Tools for Intelligent Management of very large Computing Systems (TIMaCS)
Eugen Volk¹, Jochen Buchholz¹, Stefan Wesner¹
Götz Isenmann², Jürgen Schwitalla², Marc Lohrer²,
Erich Focht³, Andreas Jeutter³,
Daniela Koudela⁴, Holger Mickler⁴, Polina Belonozhka⁴,
Matthias Schmidt⁵, Roland Schwarzkopf⁵
¹ High Performance Computing Center Stuttgart (HLRS), Stuttgart, Germany
² Science Computing AG, Tübingen, Germany
³ NEC High Performance Computing Europe, Stuttgart, Germany
⁴ Zentrum für Informationsdienste und Hochleistungsrechnen (ZIH), Dresden, Germany
⁵ Department of Mathematics and Computer Science, University of Marburg, Marburg, Germany
(slides)
The increasing complexity of current and future very large computing systems, consisting of 100,000 nodes and beyond, with rapidly growing numbers of cores leads to increasing effort on administration and maintenance of these systems. Existing monitoring tools are neither scalable nor capable to reduce the overwhelming flow of information and provide only essential information of high value. Current management tools lack on scalability and capability to process a huge amount of information intelligently by relating several data and information from various sources together for making right decisions on error/fault handling. In order to solve these problems, we developed in scope of the TIMaCS (www.timacs.de) project a hierarchical, scalable, policy and knowledge based monitoring and management framework, capable to monitor and manage proactively very large computing systems.

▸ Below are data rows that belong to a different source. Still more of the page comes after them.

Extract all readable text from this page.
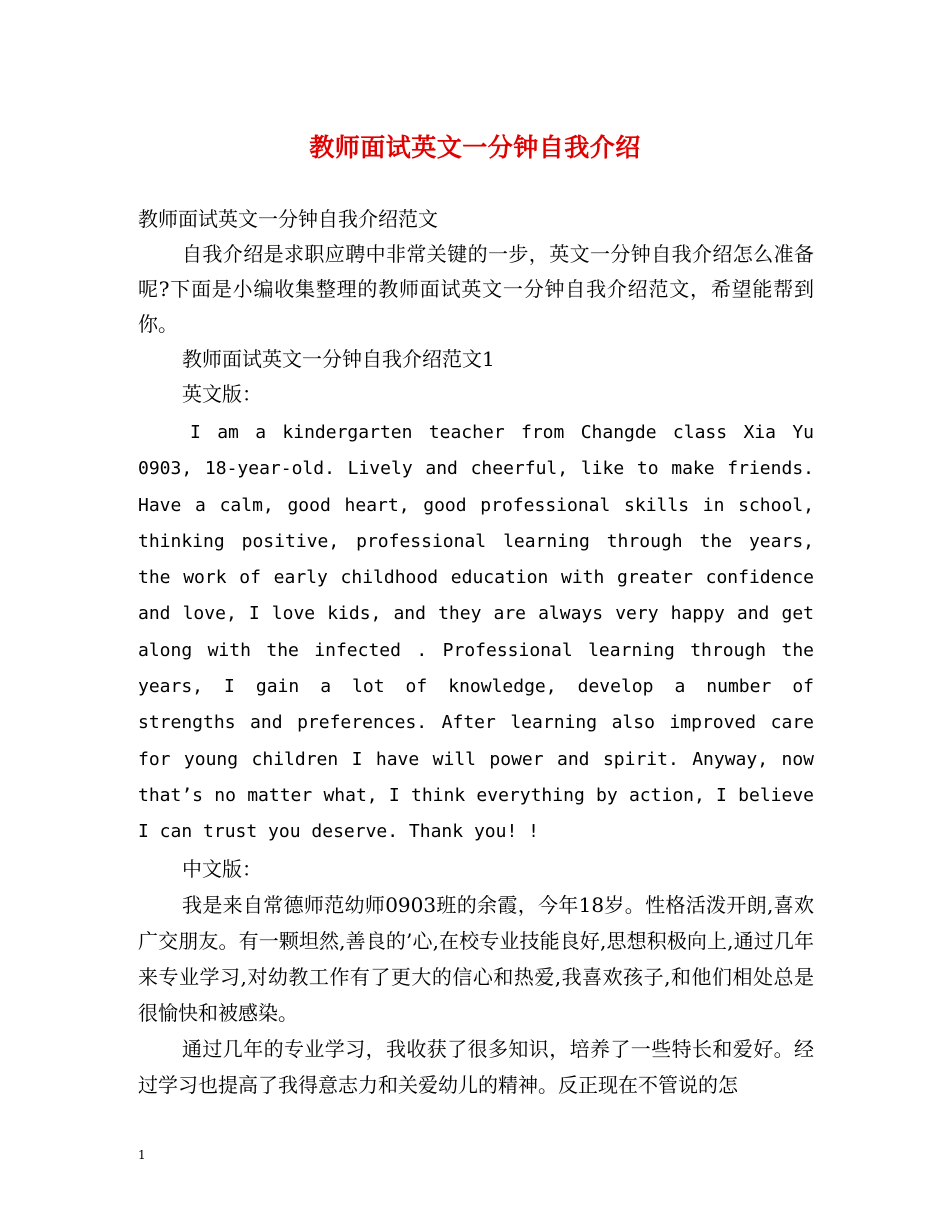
教师面试英文一分钟自我介绍

教师面试英文一分钟自我介绍范文

自我介绍是求职应聘中非常关键的一步，英文一分钟自我介绍怎么准备呢?下面是小编收集整理的教师面试英文一分钟自我介绍范文，希望能帮到你。

教师面试英文一分钟自我介绍范文1

英文版：

I am a kindergarten teacher from Changde class Xia Yu 0903, 18-year-old. Lively and cheerful, like to make friends. Have a calm, good heart, good professional skills in school, thinking positive, professional learning through the years, the work of early childhood education with greater confidence and love, I love kids, and they are always very happy and get along with the infected . Professional learning through the years, I gain a lot of knowledge, develop a number of strengths and preferences. After learning also improved care for young children I have will power and spirit. Anyway, now that’s no matter what, I think everything by action, I believe I can trust you deserve. Thank you! !

中文版：

我是来自常德师范幼师0903班的余霞，今年18岁。性格活泼开朗,喜欢广交朋友。有一颗坦然,善良的’心,在校专业技能良好,思想积极向上,通过几年来专业学习,对幼教工作有了更大的信心和热爱,我喜欢孩子,和他们相处总是很愉快和被感染。

通过几年的专业学习，我收获了很多知识，培养了一些特长和爱好。经过学习也提高了我得意志力和关爱幼儿的精神。反正现在不管说的怎

1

This presentation will outline firstly the system architecture of the TIMaCS framework, based on technologies for virtualization, knowledge-based analysis and validation of the collected information, administrator defined metrics and policies. Secondly, we will show evaluation results of the TIMaCS framework, realized as an open and modular framework designed to integrate existing solutions such as Nagios and Ganglia. The evaluation results will highlight experiences gained with scalability and robustness during the operation of the solution on cluster systems at HLRS, ZIH and University of Marburg. Furthermore we will present the role of the solution as part of the product- and service offerings of Science-Computing AG and NEC High Performance Computing Europe.